Suavinex argues that LNC is not entitled to a world-wide permanent injunction prohibiting sales of the accused products.

LNC, on the other hand, contends that Suavinex's argument that it independently designed and created its products is an inherently factual question that is not properly resolved by summary judgment. LNC states that it was the first in the industry to develop a pacifier that combines soft silicone edges with a hard shield, which provides protection if the child falls or bumps into something, and that it also invented a soft top for sippy cups that incorporates a soft spout with a no-spill compression valve creating the same "soft" safety features as its combination hard/soft shield pacifier. LNC states that no company had ever sold combination hard/soft shield pacifiers or sippy cups with soft cup tops until they were created by LNC. LNC contends that Suavinex breached the Agreements by producing pacifiers and cups that copied and/or used the product design, methods, and/or information of LNC's combination hard/soft shield pacifier and soft cup top.

LNC argues that there are a number of inherently factual issues-such as whether Suavinex independently designed and created its products-that are not properly determined by summary judgment, and that a question as to any of the fifty-one (51) "material facts" submitted by Suavinex is sufficient to preclude summary judgment. LNC contends that many of the exhibits that purport to establish Suavinex's "material facts" are not authenticated and thus are not competent summary judgment evidence.

This Court does not believe summary judgment is appropriate in this case. Whether the Suavinex products so closely resembled the LNC products and/or whether Suavanex copied or used LNC's product designs are factually intensive questions which defeat summary judgment. Simply looking at the photos/pictures provided by Suzvinex is not enough. There are factual determinations which it will be necessary for the trier of fact to make.
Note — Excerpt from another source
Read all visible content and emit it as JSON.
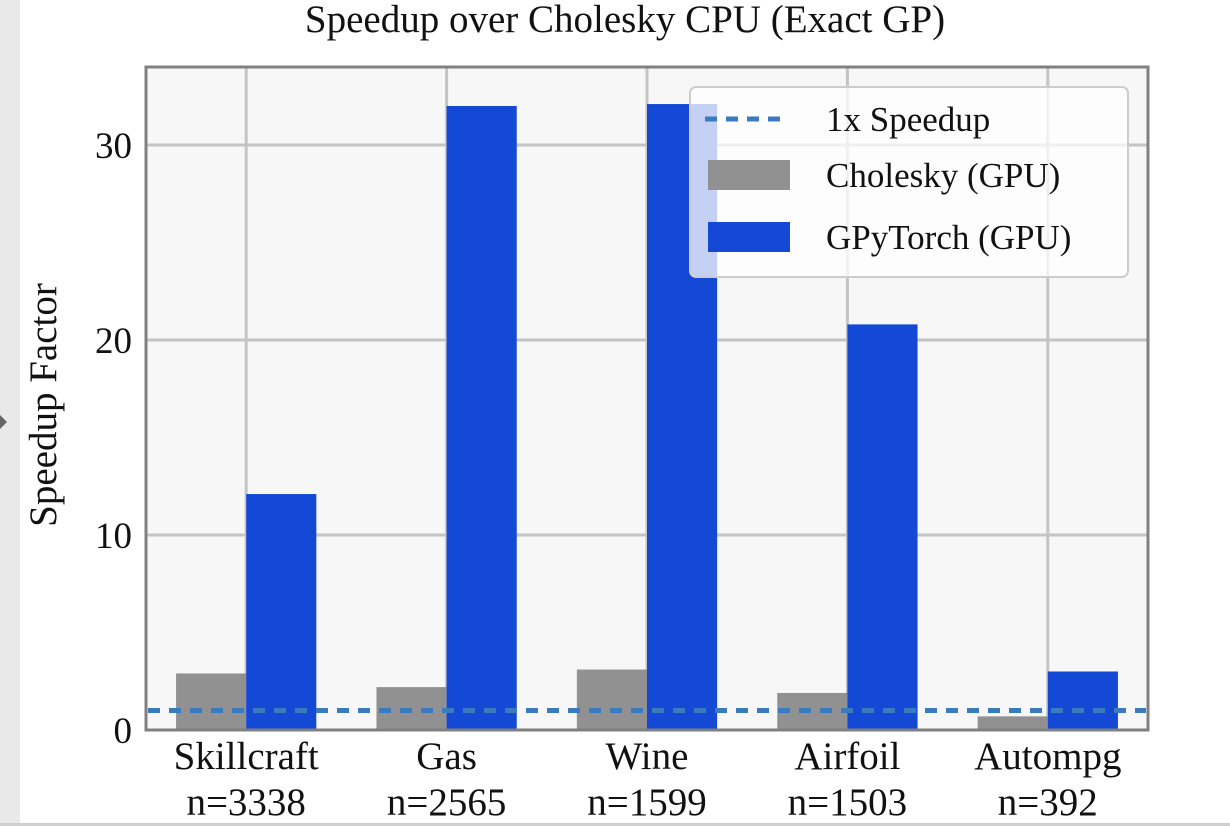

Therefore, Suzvinex's Motion for Partial Summary Judgment is DENIED.

C. LNC's Request for Permanent Injunction

This Court has found that Suavinex is not entitled to summary judgment with respect to its Counterclaim for Declaratory Judgment that it did not breach the parties' 2012 Termination Agreement. Therefore, Suavinex's motion for summary judgment that LNC is not entitled to a permanent injunction is also DENIED.

III. CONCLUSION

For the foregoing reasons, Suavinex's Motion for Partial Summary Judgment is DENIED.

FootNotes


1. Judge James also ruled that LNC breached the 2012 Termination Agreement's forum selection clause by originally filing this action in state court and awarded nominal damages. LNC did not appeal that ruling.